The wine and chocolate line is meant to help restaurants serve their patrons who don’t want to move to a dessert wine after dinner, or to offer them a new vessel for the wine itself. This is done by creating an ultra-thin shell and infusing the ganache with the wine. 

“[This] completely moves away from the notion that dessert has to be sweet. The chocolate has the natural flavour that can stand up to the red wine but the mascarpone on the inside can be infused with the wine; there’s a continuity thread with the flavour profile in how it moves in the mouth. You have the perception of sweetness but you can still drink the red wine. Normally when you drink red wine and you have something sweet it throws it off, but there is no white sugar here, we don’t use it in the shop at all.”

Mercury Chocolates is serving a niche market that’s growing internationally for Johns. He’s created lines for establishments in British Columbia, California, Halifax, Toronto and Montreal, and is slated to be in Italy by March for a winery in the Chianti Classico region. Johns says he would like to see about 50 per cent growth over the next three years and that will be about as big as he’d like the company to get.
 A self-described wanderlust, Johns is now living the studious and disciplined daily life of a small business owner and innovator in small-town Ontario. His most memorable moments in the shop are when he opens his doors to host chocolate labs and birthday parties for children.
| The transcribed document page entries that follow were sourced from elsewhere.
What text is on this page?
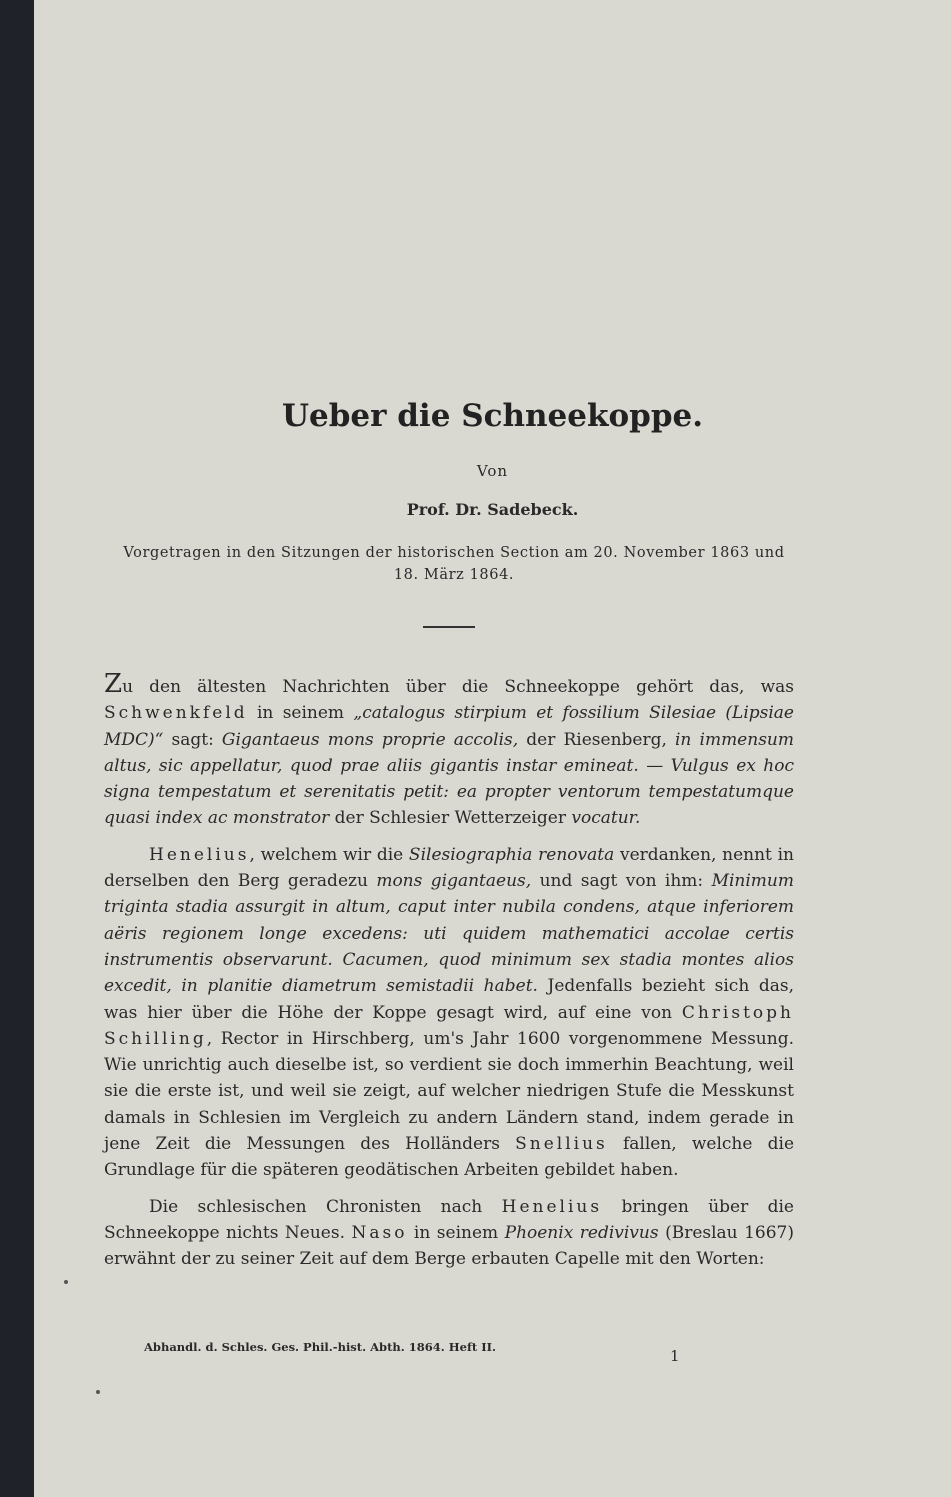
Ueber die Schneekoppe.
Von
Prof. Dr. Sadebeck.
Vorgetragen in den Sitzungen der historischen Section am 20. November 1863 und 18. März 1864.

Zu den ältesten Nachrichten über die Schneekoppe gehört das, was Schwenkfeld in seinem „catalogus stirpium et fossilium Silesiae (Lipsiae MDC)“ sagt: Gigantaeus mons proprie accolis, der Riesenberg, in immensum altus, sic appellatur, quod prae aliis gigantis instar emineat. — Vulgus ex hoc signa tempestatum et serenitatis petit: ea propter ventorum tempestatumque quasi index ac monstrator der Schlesier Wetterzeiger vocatur.

Henelius, welchem wir die Silesiographia renovata verdanken, nennt in derselben den Berg geradezu mons gigantaeus, und sagt von ihm: Minimum triginta stadia assurgit in altum, caput inter nubila condens, atque inferiorem aëris regionem longe excedens: uti quidem mathematici accolae certis instrumentis observarunt. Cacumen, quod minimum sex stadia montes alios excedit, in planitie diametrum semistadii habet. Jedenfalls bezieht sich das, was hier über die Höhe der Koppe gesagt wird, auf eine von Christoph Schilling, Rector in Hirschberg, um's Jahr 1600 vorgenommene Messung. Wie unrichtig auch dieselbe ist, so verdient sie doch immerhin Beachtung, weil sie die erste ist, und weil sie zeigt, auf welcher niedrigen Stufe die Messkunst damals in Schlesien im Vergleich zu andern Ländern stand, indem gerade in jene Zeit die Messungen des Holländers Snellius fallen, welche die Grundlage für die späteren geodätischen Arbeiten gebildet haben.

Die schlesischen Chronisten nach Henelius bringen über die Schneekoppe nichts Neues. Naso in seinem Phoenix redivivus (Breslau 1667) erwähnt der zu seiner Zeit auf dem Berge erbauten Capelle mit den Worten:

Abhandl. d. Schles. Ges. Phil.-hist. Abth. 1864. Heft II.	1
“Just seeing their eyes you know what’s going on in their mind – it’s complete chaos. They’re like WOW. Seeing the expressions on their faces when they come into the actual shop and realize where they actually are, seeing that expression is priceless. It just makes the whole business that much nicer. It can never just be about money or you. It’s what you’re doing for others.”
But is it enough of an adventure for this entrepreneur?

“For now, between the chocolate and the Italy trips – the food and wine hosting – yeah, it’s enough. When you’re in these remote climate places and you see that you’re not at the top of the food chain anymore and you don’t know a lot – if you’re going to get home, get out alive – it sets thing in perspective. So chocolate is a pretty good lifestyle. It’s a pretty good lifestyle when you’re getting home at the end of each day.”